La Piazza Grande · Redazione · 20 Maggio 2023

"DOVERE DI STILE E DIRITTO DI CRITICA"

Intervento di Alexandra Casu, Gianfranco Dogliani, Armando Boretto sulle polemiche social relative al Sindaco Tallone di Fossano

Gentile Direttore,

facciamo riferimento, in queste righe, alla querelle “social” fra il nostro “apprezzato” Sig. Sindaco e l’irridente P. (non cito nome e cognome per rispettare la privacy). Immaginiamo che i fatti siano a conoscenza di tutti, e speriamo, di riassumerli di seguito in modo esatto.

Qualche giorno fa il nostro “apprezzato” Sindaco Tallone ha inaugurato la settimana della cultura, naturale quindi, che nella memoria di molti fossanesi si sia riaffacciata la polemica fra il nostro Primo Cittadino e l’opposizione, culminata con la famosa, quanto infelice, frase: 'Non ho mai visto dar da mangiare con i libri!'

L’irridente P., cittadino fossanese, memore anche lui della vicenda, non ha resistito e ha postato su Facebook una domanda, che agli occhi del Sindaco dev’essere sembrata iper offensiva: “Cultura e foto del Sindaco nello stesso posto?? “

La risposta di Tallone non si è fatta attendere e così il nostro prode ha postato una foto recuperata dai social, di P., vestito da donna, e sicuro di averlo colto in fallo, ha aggiunto un “severissimo monito”: 'P. questa é la tua cultura…'

Purtroppo il colpaccio del nostro Sindaco (leggermente omofobo?), è andato clamorosamente a vuoto: P. ha spiegato che si trattava di un abito di scena.

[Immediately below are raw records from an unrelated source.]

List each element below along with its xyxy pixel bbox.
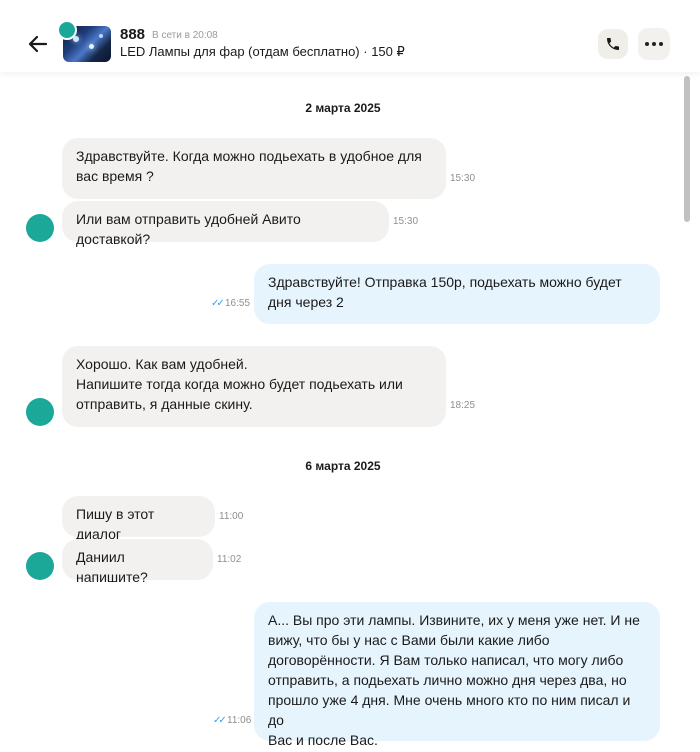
message-line: прошло уже 4 дня. Мне очень много кто по… [268, 692, 631, 728]
date-separator: 2 марта 2025 [305, 101, 381, 115]
incoming-message[interactable]: Пишу в этот диалог [62, 496, 215, 542]
message-time: 15:30 [393, 216, 419, 227]
message-time: 11:06 [227, 715, 252, 726]
read-checkmarks-icon: ✓✓ [213, 715, 227, 726]
message-line: А... Вы про эти лампы. Извините, их у ме… [268, 612, 640, 628]
sender-avatar [26, 398, 54, 426]
more-dots-icon [645, 42, 663, 46]
read-checkmarks-icon: ✓✓ [211, 298, 225, 309]
call-button[interactable] [598, 29, 628, 59]
sender-avatar [26, 214, 54, 242]
sender-avatar [26, 552, 54, 580]
message-time: 18:25 [450, 400, 476, 411]
outgoing-message[interactable]: Здравствуйте! Отправка 150р, подьехать м… [254, 264, 660, 324]
scrollbar[interactable] [683, 72, 691, 752]
message-line: вас время ? [76, 168, 154, 184]
message-line: Вас и после Вас. [268, 732, 378, 748]
incoming-message[interactable]: Хорошо. Как вам удобней. Напишите тогда … [62, 346, 446, 427]
message-line: Хорошо. Как вам удобней. [76, 356, 248, 372]
outgoing-message[interactable]: А... Вы про эти лампы. Извините, их у ме… [254, 602, 660, 748]
chat-header: 888 В сети в 20:08 LED Лампы для фар (от… [0, 0, 700, 72]
message-line: отправить, я данные скину. [76, 396, 253, 412]
message-time: 11:02 [217, 554, 242, 565]
date-separator: 6 марта 2025 [305, 459, 381, 473]
arrow-left-icon[interactable] [26, 32, 50, 56]
listing-title[interactable]: LED Лампы для фар (отдам бесплатно) · 15… [120, 44, 405, 60]
more-button[interactable] [638, 28, 670, 60]
incoming-message[interactable]: Или вам отправить удобней Авито доставко… [62, 201, 389, 247]
seller-avatar [57, 20, 77, 40]
message-line: Пишу в этот диалог [76, 506, 155, 542]
message-line: Здравствуйте! Отправка 150р, подьехать м… [268, 274, 622, 290]
message-line: Здравствуйте. Когда можно подьехать в уд… [76, 148, 422, 164]
message-line: вижу, что бы у нас с Вами были какие либ… [268, 632, 550, 648]
message-line: Или вам отправить удобней Авито доставко… [76, 211, 301, 247]
contact-name[interactable]: 888 [120, 26, 145, 43]
message-time: 16:55 [225, 298, 251, 309]
message-line: Даниил напишите? [76, 549, 148, 585]
phone-icon [607, 38, 619, 50]
incoming-message[interactable]: Здравствуйте. Когда можно подьехать в уд… [62, 138, 446, 199]
message-line: Напишите тогда когда можно будет подьеха… [76, 376, 403, 392]
incoming-message[interactable]: Даниил напишите? [62, 539, 213, 585]
online-status: В сети в 20:08 [152, 30, 218, 41]
message-time: 11:00 [219, 511, 244, 522]
message-line: дня через 2 [268, 294, 344, 310]
message-time: 15:30 [450, 173, 476, 184]
scrollbar-thumb[interactable] [684, 76, 690, 222]
message-line: договорённости. Я Вам только написал, чт… [268, 652, 624, 668]
message-line: отправить, а подьехать лично можно дня ч… [268, 672, 627, 688]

Ora dovremmo avvisare il nostro Primo Cittadino, che l'esercizio del diritto di critica è tutelato dalla norma costituzionale ed è momento fondamentale di libertà. Pertanto, non ne abbia se viene criticato, ed è cosa normale per chi riveste un pubblico incarico, ma sappia che la critica è anche interpretazione e, dunque, elaborazione della realtà, attraverso il giudizio di valore che il critico dà della situazione. In particolare il diritto di critica può anche non essere obiettivo, ma deve pur sempre corrispondere all'interesse sociale ed a quello della correttezza del linguaggio. Poi, come nel caso specifico, la critica è stata espressa in modo ironico ed avrebbe meritato miglior sorte che la becera risposta del nostro Primo Cittadino. 

Dovremmo anche ricordare a Tallone che lo stile é d’obbligo per chi riveste una funzione pubblica, quindi, rispondendo a P., avrebbe dovuto evitare di postarne la foto vestito da donna, cercando di lederne la reputazione, perché proprio la reputazione appartiene al novero dei beni essenziali della persona.

Le chiediamo quindi Direttore di recapitare questo messaggio al nostro Primo Cittadino: Peccato, sig. sindaco (abbiamo usato la s minuscola appositamente), avrebbe avuto due possibilità; non rispondere, dimostrandosi superiore, oppure, in alternativa, conservando un briciolo di stile, postare una risposta umoristica, che avrebbe aiutato la sua immagine, ed anche strappato un sorriso.

Alexandra Casu, Gianfranco Dogliani, Armando Boretto.